Why build this at all? "Reproducible, public, citable benchmarks were the key way the public tracks the development of LLMs. If we expect the same strides in robotics to occur, we need a scoreboard for it," Caunt said. The scoreboard metaphor is literal in his design. Rather than treat results as one-off papers or videos, RoboRank is meant to hold the line on shared tasks, keep a running tally of methods, and make deltas over time visible. Caunt argued that a neutral infrastructure layer creates space to test what should be compared in robotics: models alone, robots and controllers, environment definitions, or end-to-end stacks that include hardware. Those questions are not abstract. The community is already discussing hardware-in-the-loop tests on robots like SO-101 and Unitree Go2 in RoboRank's Discord, and Caunt said part of the platform's job is to provide a path from simulated evaluations to on-robot checks without compromising safety or repeatability.

The emphasis on security and isolation runs through the design. Docker-based sandboxes give each submission a constrained execution context, and the team is layering in resource limits and strict I/O policies to prevent lateral movement between jobs. A managed sandbox such as E2B would add pre-hardened sandboxes and reduce the blast radius if something goes wrong during execution. Making the system language agnostic aligns with the open environment goal: contributors can define tasks and baselines in the tools that make the most sense for their subdomain while adhering to a stable interface contract for evaluation and scoring.

Open-sourcing the environments also addresses the social side of benchmarking. Versioned, inspectable tasks lower suspicion about cherry-picked scenarios and make it possible to cite exact environment versions alongside scores. It creates a venue for the inevitable debates about what is fair to measure and how to grade progress. Caunt's approach is to keep the core platform opinionated about submission protocols and security, while letting the community iterate on task design in the open. The best contributions will be curated and integrated into the first-party leaderboard so the public-facing scoreboard stays coherent even as the long tail of experimental environments grows.
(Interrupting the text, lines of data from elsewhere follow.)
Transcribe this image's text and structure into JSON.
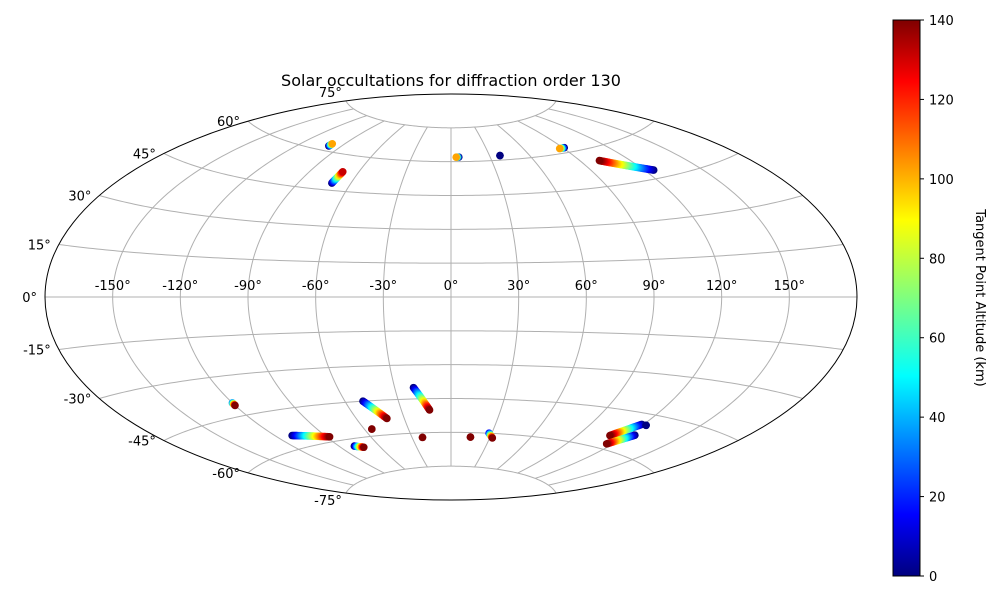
{
  "chart_data": {
    "type": "scatter",
    "projection": "aitoff",
    "title": "Solar occultations for diffraction order 130",
    "xlabel": "",
    "ylabel": "",
    "grid": true,
    "colormap": "jet",
    "xlim": [
      -180,
      180
    ],
    "ylim": [
      -90,
      90
    ],
    "xticks": [
      -150,
      -120,
      -90,
      -60,
      -30,
      0,
      30,
      60,
      90,
      120,
      150
    ],
    "xtick_labels": [
      "-150°",
      "-120°",
      "-90°",
      "-60°",
      "-30°",
      "0°",
      "30°",
      "60°",
      "90°",
      "120°",
      "150°"
    ],
    "yticks": [
      -75,
      -60,
      -45,
      -30,
      -15,
      0,
      15,
      30,
      45,
      60,
      75
    ],
    "ytick_labels": [
      "-75°",
      "-60°",
      "-45°",
      "-30°",
      "-15°",
      "0°",
      "15°",
      "30°",
      "45°",
      "60°",
      "75°"
    ],
    "colorbar": {
      "label": "Tangent Point Altitude (km)",
      "range": [
        0,
        140
      ],
      "ticks": [
        0,
        20,
        40,
        60,
        80,
        100,
        120,
        140
      ],
      "tick_labels": [
        "0",
        "20",
        "40",
        "60",
        "80",
        "100",
        "120",
        "140"
      ]
    },
    "tracks": [
      {
        "lon": [
          -99,
          -99
        ],
        "lat": [
          62,
          63
        ],
        "alt": [
          0,
          100
        ]
      },
      {
        "lon": [
          -71,
          -70
        ],
        "lat": [
          48,
          53
        ],
        "alt": [
          0,
          130
        ]
      },
      {
        "lon": [
          6,
          4
        ],
        "lat": [
          62,
          62
        ],
        "alt": [
          0,
          100
        ]
      },
      {
        "lon": [
          38,
          38
        ],
        "lat": [
          62,
          62
        ],
        "alt": [
          0,
          0
        ]
      },
      {
        "lon": [
          91,
          87
        ],
        "lat": [
          62,
          62
        ],
        "alt": [
          0,
          100
        ]
      },
      {
        "lon": [
          125,
          102
        ],
        "lat": [
          48,
          55
        ],
        "alt": [
          0,
          140
        ]
      },
      {
        "lon": [
          -120,
          -120
        ],
        "lat": [
          -40,
          -41
        ],
        "alt": [
          40,
          140
        ]
      },
      {
        "lon": [
          -110,
          -88
        ],
        "lat": [
          -55,
          -58
        ],
        "alt": [
          0,
          140
        ]
      },
      {
        "lon": [
          -79,
          -73
        ],
        "lat": [
          -63,
          -64
        ],
        "alt": [
          0,
          140
        ]
      },
      {
        "lon": [
          -50,
          -41
        ],
        "lat": [
          -45,
          -53
        ],
        "alt": [
          0,
          140
        ]
      },
      {
        "lon": [
          -55,
          -55
        ],
        "lat": [
          -57,
          -57
        ],
        "alt": [
          140,
          140
        ]
      },
      {
        "lon": [
          -20,
          -13
        ],
        "lat": [
          -40,
          -50
        ],
        "alt": [
          0,
          140
        ]
      },
      {
        "lon": [
          -22,
          -22
        ],
        "lat": [
          -62,
          -62
        ],
        "alt": [
          140,
          140
        ]
      },
      {
        "lon": [
          15,
          15
        ],
        "lat": [
          -62,
          -62
        ],
        "alt": [
          140,
          140
        ]
      },
      {
        "lon": [
          28,
          32
        ],
        "lat": [
          -60,
          -62
        ],
        "alt": [
          20,
          140
        ]
      },
      {
        "lon": [
          119,
          110
        ],
        "lat": [
          -49,
          -55
        ],
        "alt": [
          0,
          140
        ]
      },
      {
        "lon": [
          124,
          116
        ],
        "lat": [
          -53,
          -58
        ],
        "alt": [
          0,
          140
        ]
      },
      {
        "lon": [
          122,
          122
        ],
        "lat": [
          -49,
          -49
        ],
        "alt": [
          0,
          0
        ]
      }
    ]
  }
}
Caunt's timeline starts with breaking out the environment codebase and publishing it, then iterating on the submission API and sandbox. The end state he described is a layered system: public, composable environments; a hardened execution layer for user code; and a visible, longitudinal leaderboard that tracks VLAs, world models, and other methods as they improve. If he can pull it off, RoboRank becomes less a single site and more a shared yardstick for robotics work produced across labs and startups, with results that are easier to trust, reuse, and cite.